Was alte Philosophen zur Griechen-Krise sagen

„Wer den Schaden hat, spottet jeder Beschreibung.“ Dieser famose Satz von Heinz Erhardt trifft zurzeit auf Griechenland zu. Je mehr das Land unter Geldnot leidet, desto fieser werden die Witze. Wie etwa dieser: „Was bedeutet 11880? 11 Millionen Griechen bekommen 88 Milliarden Euro und zahlen 0 Euro zurück.“

Bitte jetzt mal Stopp. Das Gekeife unter dem Rettungsschirm mag zunehmen. Aber all das darf nicht darüber hinwegtäuschen, dass wir Hellas und die Hellenen mögen. Wo sonst ist ein ähnlich geniales Inselhüpfen möglich? Wer sonst serviert uns so zuverlässig Schnaps zum Essen? Gäbe es ohne die alten Griechen unsere Theater oder unser Kugelstoß-Olympiasiegerinnen? Und erinnert uns nicht der Name die Göttin Demeter daran, dass frisch geerntetes Essen besonders gesund ist?
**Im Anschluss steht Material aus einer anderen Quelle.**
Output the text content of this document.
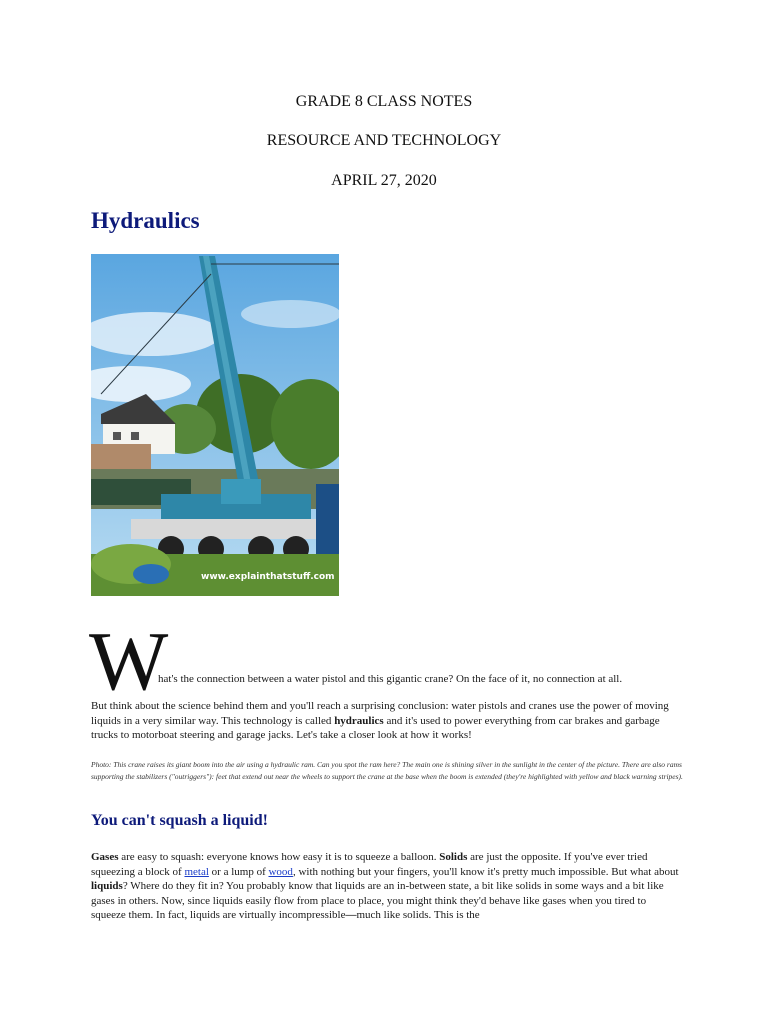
GRADE 8 CLASS NOTES
RESOURCE AND TECHNOLOGY
APRIL 27, 2020
Hydraulics
www.explainthatstuff.com
W
hat's the connection between a water pistol and this gigantic crane? On the face of it, no connection at all.

But think about the science behind them and you'll reach a surprising conclusion: water pistols and cranes use the power of moving liquids in a very similar way. This technology is called hydraulics and it's used to power everything from car brakes and garbage trucks to motorboat steering and garage jacks. Let's take a closer look at how it works!

Photo: This crane raises its giant boom into the air using a hydraulic ram. Can you spot the ram here? The main one is shining silver in the sunlight in the center of the picture. There are also rams supporting the stabilizers ("outriggers"): feet that extend out near the wheels to support the crane at the base when the boom is extended (they're highlighted with yellow and black warning stripes).

You can't squash a liquid!

Gases are easy to squash: everyone knows how easy it is to squeeze a balloon. Solids are just the opposite. If you've ever tried squeezing a block of metal or a lump of wood, with nothing but your fingers, you'll know it's pretty much impossible. But what about liquids? Where do they fit in? You probably know that liquids are an in-between state, a bit like solids in some ways and a bit like gases in others. Now, since liquids easily flow from place to place, you might think they'd behave like gases when you tired to squeeze them. In fact, liquids are virtually incompressible—much like solids. This is the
Schließlich gibt’s die Philosophen. Diese haben zur Finanzkrise vorab einiges gesagt. Sokrates etwa meinte: „Wer behauptet, ein Staatsmann zu sein und den Staat damit betrügt, ist der größte alle Betrüger.“ Daran hätte man bei Wahlen denken sollen. Sein weiterer Satz – „Die Selbsterkenntnis ist die Bedingung praktischer Tüchtigkeit“ – wird gerade zur realen Anforderung. Man hätte auch auf Plato hören können, der gemeint hat: „Das extreme Trachten nach dem, was in der Demokratie als gut gilt, stürzt die Demokratie.“

Ohne ein gewisses Maß an Zucht, Ordnung und Verzicht, so wie dereinst unter Otto Rehhagel, geht demnach nichts. Wobei der gute Sokrates auch eine Erkenntnis hatte, die das enthält, was wir als Urlauber an den Griechen und Griechenland immer geliebt haben: „Muße ist der schönste Besitz von allem.“ Bei Berlins Regierendem Bürgermeister Klaus Wowereit lautet dieser Satz „Arm aber sexy“.

Würde das stimmen, müssten wir uns um eine Staatspleite Griechenlands keine Sorgen zu machen. Geld wäre egal, alle würden nackig herumlaufen und von den Oliven, Feigen und Schafskäse leben.

Angela „Alternativlos“ Merkel sagt uns aber etwas anderes. Sie prophezeit uns für den Fall des Euro-Scheiterns den alsbaldigen Untergang des abendländischen Kapitalismus. Somit befürchten wir, dass in Sachen Hellas der Philosoph Diogenes richtig liegen könnte: „Tote heilen und Greise ermahnen ist dasselbe.“ Dann hieße es: Kalinichta! Gute Nacht!